# Calculation of the pH of a mixture of a strong acid and weak acid

The question is to find out the $\mathrm{pH}$ of a mixture of weak acid and strong acid. My book just states the formula as $$\mathrm{pH}=-\log \frac{C_2+\sqrt{C_2^2+4K_\mathrm{a}C_1}}{2}$$

where $C_1$ is the concentration (in mole/litre) of the weak acid (ionisation constant $K_\mathrm{a}$), and $C_2$ is that of the strong acid.

I understand that the strong acid will dissociate completely and the weak acid will dissociate with an ionisation constant. So the $\ce{H+}$ ion concentration from strong acid will be simply $C_2$ and that from weak acid will be $\sqrt{K_\mathrm{a}C_1}$. But I could not derive the above formula for the $\mathrm{pH}$ using these facts. I need help here.

Chemical thermodynamics is easy in that it always has enough equations to derive all the variables involved, and guarantees to produce a unique solution. The derivation itself may be not that easy, but that's another story.

In short, we have some weak acid $\ce{HA}$ and the products of its dissociation. Mind you, $\ce{H+}$ comes also from the strong acid, which dissociates completely. Now, the equations:

$$\ce{[HA] + [A-] = }C_1 \\ \ce{[H+]=[A-]}+C_2 \\ {\ce{[H+][A-]}\over\ce{[HA]}} = K_\mathrm{a}$$

Is the rest clear?

Use the second equation to exclude $\ce{[A-]}$, then use the first to exclude $\ce{[HA]}$, and end up with a quadratic equation on $\ce{H+}$.

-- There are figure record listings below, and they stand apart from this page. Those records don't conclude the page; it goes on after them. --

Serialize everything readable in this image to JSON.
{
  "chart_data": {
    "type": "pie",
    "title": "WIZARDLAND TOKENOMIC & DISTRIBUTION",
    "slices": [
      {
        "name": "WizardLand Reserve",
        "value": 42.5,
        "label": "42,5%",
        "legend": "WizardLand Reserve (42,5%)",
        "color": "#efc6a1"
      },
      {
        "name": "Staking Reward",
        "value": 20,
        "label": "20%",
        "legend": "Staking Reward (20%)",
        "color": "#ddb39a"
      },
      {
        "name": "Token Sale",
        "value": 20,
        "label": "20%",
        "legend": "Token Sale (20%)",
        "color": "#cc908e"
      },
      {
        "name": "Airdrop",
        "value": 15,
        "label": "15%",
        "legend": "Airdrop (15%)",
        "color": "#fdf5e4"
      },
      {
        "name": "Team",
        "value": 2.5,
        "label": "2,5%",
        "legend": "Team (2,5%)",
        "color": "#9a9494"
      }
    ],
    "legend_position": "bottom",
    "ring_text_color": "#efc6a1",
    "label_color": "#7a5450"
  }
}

• Thanks for your answer.can you please explain how you wrote down first two equations. – Pink Feb 26 '17 at 11:33
• Well, the first one is just the conservation law: the summary concentration of protonated and deprotonated forms of HA is always the same, for it can't be created or destroyed. The second is charge conservation: for every H+, there is an A- or the other anion. – Ivan Neretin Feb 26 '17 at 13:58
• Nope. I used A for the anion of the weak acid. The strong acid I didn't identify at all, because why would I? – Ivan Neretin Feb 26 '17 at 16:33
• First formula is OK. Second formula is OK if Ka is negligibly low compared to C2, but in that case it can be simplified further. – Ivan Neretin Aug 18 '18 at 12:03
• Ignore the dissociation of the weak acid altogether. – Ivan Neretin Aug 23 '18 at 17:09 -The above workup should be pretty easy to understand.

-The only tough task is to understand the approximation in 3rd last step.

• Ivan's answer was sufficient. – Archer Apr 19 '18 at 8:37
• He just gave hints.The above answer is complete workup. – Ritwik Das Apr 19 '18 at 8:37
• The answer was accepted which means the OP was able to do the working himself. It's just about solving a quadratic. – Archer Apr 19 '18 at 8:39
• Hey Ritwik, thanks for your answer! Unfortunately though, most of what you wrote is already covered by Ivan's answer. Only a quadratic equation needed to be solved, as Abcd also said. The only new thing I see is a simple statement: "$K_1<C_2$ (magnitude wise)". Perhaps, that was better suited as a comment on Ivan's answer instead? || Also, we support mathjax on our site. You needn't paste photos of math expressions, head over here to learn more. Thanks! – Gaurang Tandon Apr 19 '18 at 9:11

It should be noted that this formula is applicable only if the acid constant of the weak acid is indeed much smaller than the concentration of the H3O+ ions formed in the protolyzation of the strong acid. This is because the formula uses the approximation K1 << C2 in the derivation.

For example, if:

$$K_1 = 5 \cdot 10^{-2},$$

and the

$$C_2 = 0.01 M,$$

then the suggested formula is not valid, which is obviously because the used approximation (K1 << C2) does not hold.